Smallest Circle Math

[Hammbone]

Perhaps I'm over analyzing this:

I just shot up 6 targets doing accuracy tests with some experimental reloads. Once I was done, I drew a verticle and horizontal centerline through the bullseye. The I measured the distace from "x" and "y" axis for each hole and created a table of coordinate points in Excel...assigning quadrants by dictating (+,+) for quad 1, (-,+) for quad 2, (-,-) for quad 3, and (+,-) for quad 4...as we're taught with the unit circle in calculus.

Here's what I can't figure out; How do I mathematically calculate the diameter of the smallest fit circle for a given set of 2D coordinate points?

[Sarge]

[Corey]

I just look for the group where the holes look closer to each other than others, haha.

[JerryShoots]

If the bullseye is the center then wouldn't the distance between 0,0 and center of the farthest hole from (0,0) be the radius of the smallest circle?

[JerryShoots]

Unless your talking spread of group from hole to hole. Then wouldn't it be center of hole to farthest hole distant is the diameter of smallest circle?

[Steve RA]

Get a program called "OnTarget precision calculator" - works very nicely.

[56hawk]

Not sure I follow what you are trying to accomplish. The smallest circle is going to be the one that intersects the two holes that are furthest from each other. You could use the distance formula to find these two if it's not obvious.

[Hammbone]

JereyShoots - You'd think that, but its not true. First of all, I'm looking at group sizes for now. Ignoring relation to center of bullseye. However, I did use the bullseye as coordinate (0, 0). Then I shifted the center to the average center of the group (turns out mathematicians have multiple methods for calculating this). I quickly saw the flaw with my method, but I'm sticking with it for now.

The biggest problem with measuring the two outermost holes is that you need 3 points to calculate a circle. You can do it with a center point and two circumference points, or 3 circumference points. The problem with using the center as one point is that there is error induced by assuming the center is the average of all points (especially if there is a "flier" or two). The problem with using 3 circumference points is that I don't know how to mathematically select the optimum 3 points.

SteveRA - Is this software free? I have experience writing programming code in Fortran, m-code in MatLab, Engineering Equation Solver, and of course Excel...so I'm not affraid to get my hands dirty per say. Just trying to figure out the math behind it.

[Steve RA]

Far as I know it's a free program, my shooting partner uses it, although that is a picture of one of my targets.

Based on your qualifications, it would be a piece of cake for you.

[Steve RA]

Here is the web site, looks like it is $11.99, but, you can get a free two week trial it seems.

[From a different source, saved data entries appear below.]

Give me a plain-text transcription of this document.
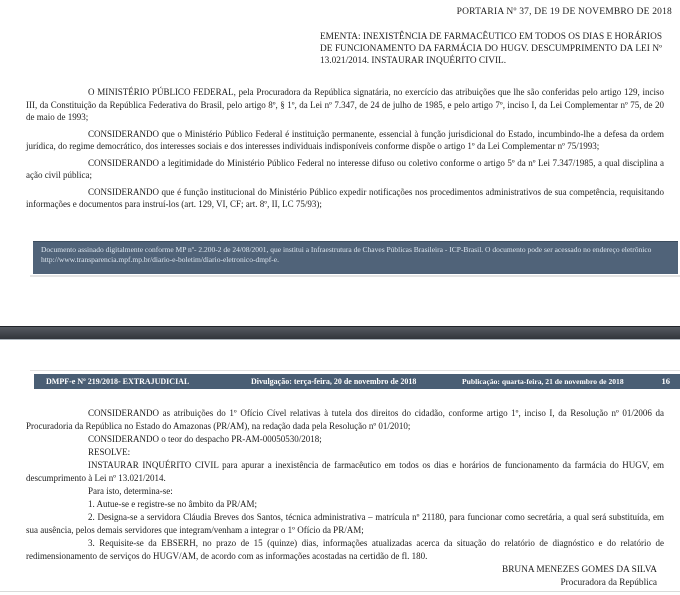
PORTARIA Nº 37, DE 19 DE NOVEMBRO DE 2018
EMENTA: INEXISTÊNCIA DE FARMACÊUTICO EM TODOS OS DIAS E HORÁRIOS DE FUNCIONAMENTO DA FARMÁCIA DO HUGV. DESCUMPRIMENTO DA LEI Nº 13.021/2014. INSTAURAR INQUÉRITO CIVIL.

O MINISTÉRIO PÚBLICO FEDERAL, pela Procuradora da República signatária, no exercício das atribuições que lhe são conferidas pelo artigo 129, inciso III, da Constituição da República Federativa do Brasil, pelo artigo 8º, § 1º, da Lei nº 7.347, de 24 de julho de 1985, e pelo artigo 7º, inciso I, da Lei Complementar nº 75, de 20 de maio de 1993;

CONSIDERANDO que o Ministério Público Federal é instituição permanente, essencial à função jurisdicional do Estado, incumbindo-lhe a defesa da ordem jurídica, do regime democrático, dos interesses sociais e dos interesses individuais indisponíveis conforme dispõe o artigo 1º da Lei Complementar nº 75/1993;

CONSIDERANDO a legitimidade do Ministério Público Federal no interesse difuso ou coletivo conforme o artigo 5º da nº Lei 7.347/1985, a qual disciplina a ação civil pública;

CONSIDERANDO que é função institucional do Ministério Público expedir notificações nos procedimentos administrativos de sua competência, requisitando informações e documentos para instruí-los (art. 129, VI, CF; art. 8º, II, LC 75/93);

Documento assinado digitalmente conforme MP nº- 2.200-2 de 24/08/2001, que institui a Infraestrutura de Chaves Públicas Brasileira - ICP-Brasil. O documento pode ser acessado no endereço eletrônico http://www.transparencia.mpf.mp.br/diario-e-boletim/diario-eletronico-dmpf-e.
DMPF-e Nº 219/2018- EXTRAJUDICIAL	Divulgação: terça-feira, 20 de novembro de 2018	Publicação: quarta-feira, 21 de novembro de 2018	16

CONSIDERANDO as atribuições do 1º Ofício Cível relativas à tutela dos direitos do cidadão, conforme artigo 1º, inciso I, da Resolução nº 01/2006 da Procuradoria da República no Estado do Amazonas (PR/AM), na redação dada pela Resolução nº 01/2010;

CONSIDERANDO o teor do despacho PR-AM-00050530/2018;

RESOLVE:

INSTAURAR INQUÉRITO CIVIL para apurar a inexistência de farmacêutico em todos os dias e horários de funcionamento da farmácia do HUGV, em descumprimento à Lei nº 13.021/2014.

Para isto, determina-se:

1. Autue-se e registre-se no âmbito da PR/AM;

2. Designa-se a servidora Cláudia Breves dos Santos, técnica administrativa – matrícula nº 21180, para funcionar como secretária, a qual será substituída, em sua ausência, pelos demais servidores que integram/venham a integrar o 1º Ofício da PR/AM;

3. Requisite-se da EBSERH, no prazo de 15 (quinze) dias, informações atualizadas acerca da situação do relatório de diagnóstico e do relatório de redimensionamento de serviços do HUGV/AM, de acordo com as informações acostadas na certidão de fl. 180.

BRUNA MENEZES GOMES DA SILVA
Procuradora da República
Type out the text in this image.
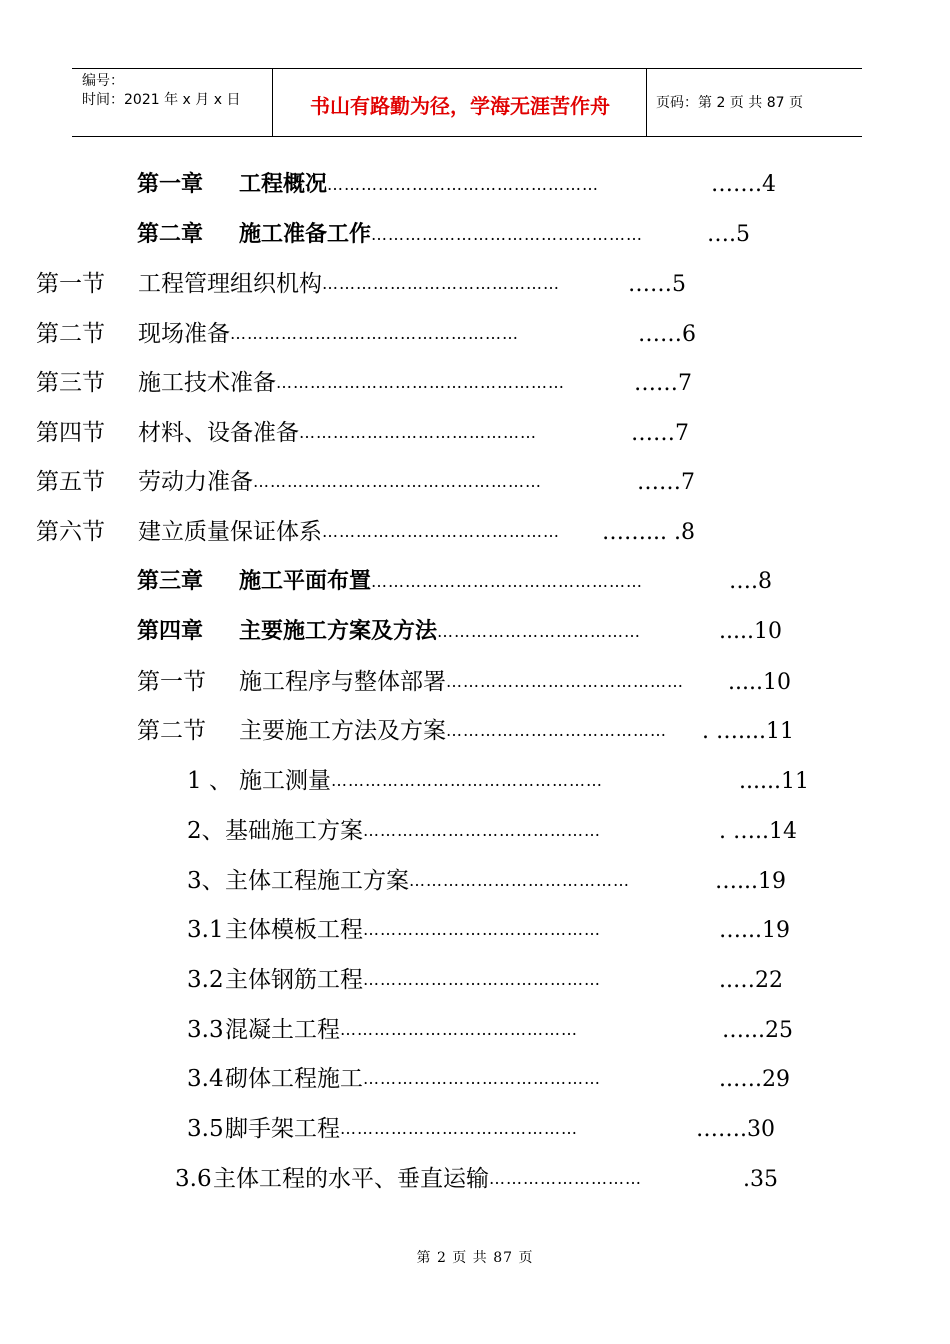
编号：
时间：2021 年 x 月 x 日	书山有路勤为径，学海无涯苦作舟	页码：第 2 页 共 87 页
第一章 工程概况…………………………………………	…….4
第二章 施工准备工作…………………………………………	….5
第一节 工程管理组织机构……………………………………	……5
第二节 现场准备……………………………………………	……6
第三节 施工技术准备……………………………………………	……7
第四节 材料、设备准备……………………………………	……7
第五节 劳动力准备……………………………………………	……7
第六节 建立质量保证体系…………………………………… ……... .8
第三章 施工平面布置…………………………………………	….8
第四章 主要施工方案及方法………………………………	.....10
第一节 施工程序与整体部署…………………………………… .....10
第二节 主要施工方法及方案………………………………… . …....11
1 、 施工测量…………………………………………	......11
2、基础施工方案……………………………………	. …..14
3、主体工程施工方案…………………………………	…...19
3.1主体模板工程……………………………………	…...19
3.2主体钢筋工程……………………………………	..…22
3.3混凝土工程……………………………………	…...25
3.4砌体工程施工……………………………………	..….29
3.5脚手架工程……………………………………	…….30
3.6主体工程的水平、垂直运输………………………	.35
第 2 页 共 87 页
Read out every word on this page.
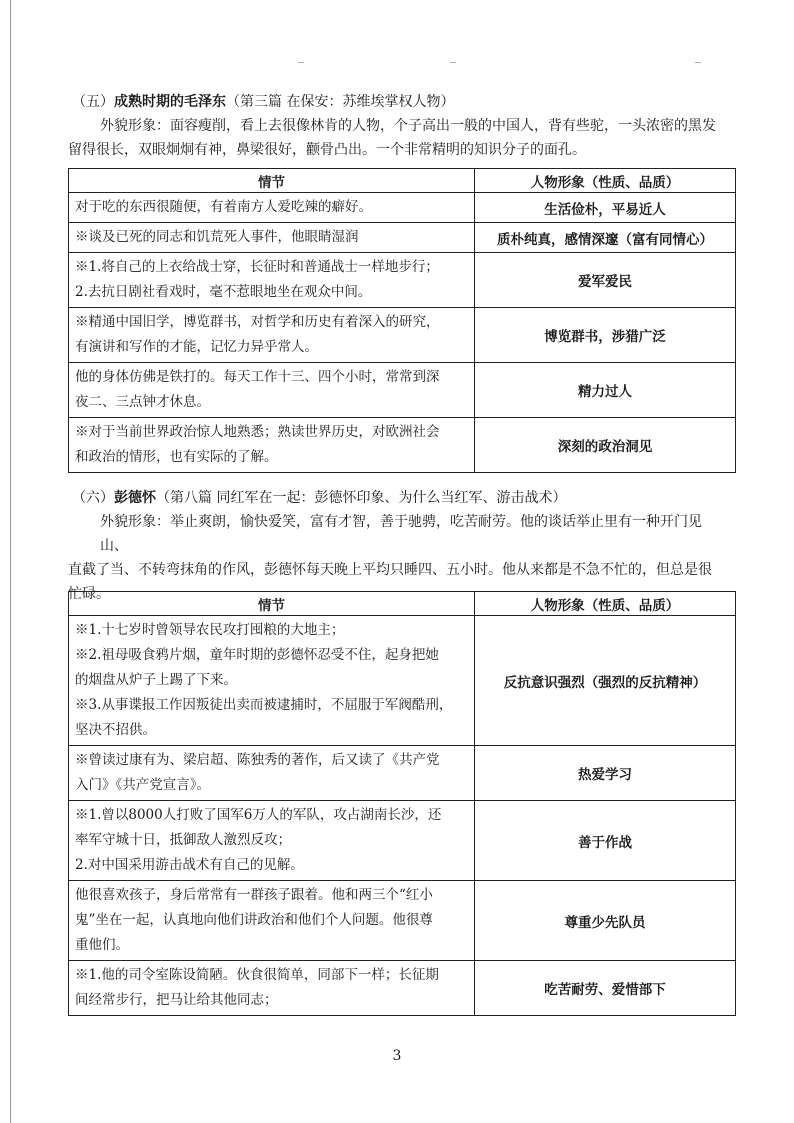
（五）成熟时期的毛泽东（第三篇 在保安：苏维埃掌权人物）
外貌形象：面容瘦削，看上去很像林肯的人物，个子高出一般的中国人，背有些驼，一头浓密的黑发
留得很长，双眼炯炯有神，鼻梁很好，颧骨凸出。一个非常精明的知识分子的面孔。
情节	人物形象（性质、品质）

对于吃的东西很随便，有着南方人爱吃辣的癖好。	生活俭朴，平易近人

※谈及已死的同志和饥荒死人事件，他眼睛湿润	质朴纯真，感情深邃（富有同情心）

※1.将自己的上衣给战士穿，长征时和普通战士一样地步行；
2.去抗日剧社看戏时，毫不惹眼地坐在观众中间。	爱军爱民

※精通中国旧学，博览群书，对哲学和历史有着深入的研究，
有演讲和写作的才能，记忆力异乎常人。	博览群书，涉猎广泛

他的身体仿佛是铁打的。每天工作十三、四个小时，常常到深
夜二、三点钟才休息。	精力过人

※对于当前世界政治惊人地熟悉；熟读世界历史，对欧洲社会
和政治的情形，也有实际的了解。	深刻的政治洞见
（六）彭德怀（第八篇 同红军在一起：彭德怀印象、为什么当红军、游击战术）
外貌形象：举止爽朗，愉快爱笑，富有才智，善于驰骋，吃苦耐劳。他的谈话举止里有一种开门见山、
直截了当、不转弯抹角的作风，彭德怀每天晚上平均只睡四、五小时。他从来都是不急不忙的，但总是很
忙碌。
情节	人物形象（性质、品质）

※1.十七岁时曾领导农民攻打囤粮的大地主；
※2.祖母吸食鸦片烟，童年时期的彭德怀忍受不住，起身把她
的烟盘从炉子上踢了下来。
※3.从事谍报工作因叛徒出卖而被逮捕时，不屈服于军阀酷刑，
坚决不招供。	反抗意识强烈（强烈的反抗精神）

※曾读过康有为、梁启超、陈独秀的著作，后又读了《共产党
入门》《共产党宣言》。	热爱学习

※1.曾以8000人打败了国军6万人的军队，攻占湖南长沙，还
率军守城十日，抵御敌人激烈反攻；
2.对中国采用游击战术有自己的见解。	善于作战

他很喜欢孩子，身后常常有一群孩子跟着。他和两三个“红小
鬼”坐在一起，认真地向他们讲政治和他们个人问题。他很尊
重他们。	尊重少先队员

※1.他的司令室陈设简陋。伙食很简单，同部下一样；长征期
间经常步行，把马让给其他同志；	吃苦耐劳、爱惜部下
3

http://ontargetshooting.com/

It seems as though it would answer the questions you were attempting to solve in your first post.

[Hammbone]

I found a few algorithms, but they gave me a headache. I'm just going to this:

-Delete the two farthest from the group (of 10 shots)

-Then shift the center point from the bullseye to the average of the remaining group

-Then calculate the standard deviate from the new centroid

-Then multiply stdev x 3

...that will give me a radius for 99.7% of the data points.

I am just doing this for my own personal record keeping for developing new loads.

[Steve RA]

Why delete the two farthest ?? Seems as though you would be going for an 8 round group then. Don't think that would be very accurate if you throw out two fliers.

[Hammbone]

I thought about that after I did it. I ended up putting those two back in. ...gotta keep myself honest!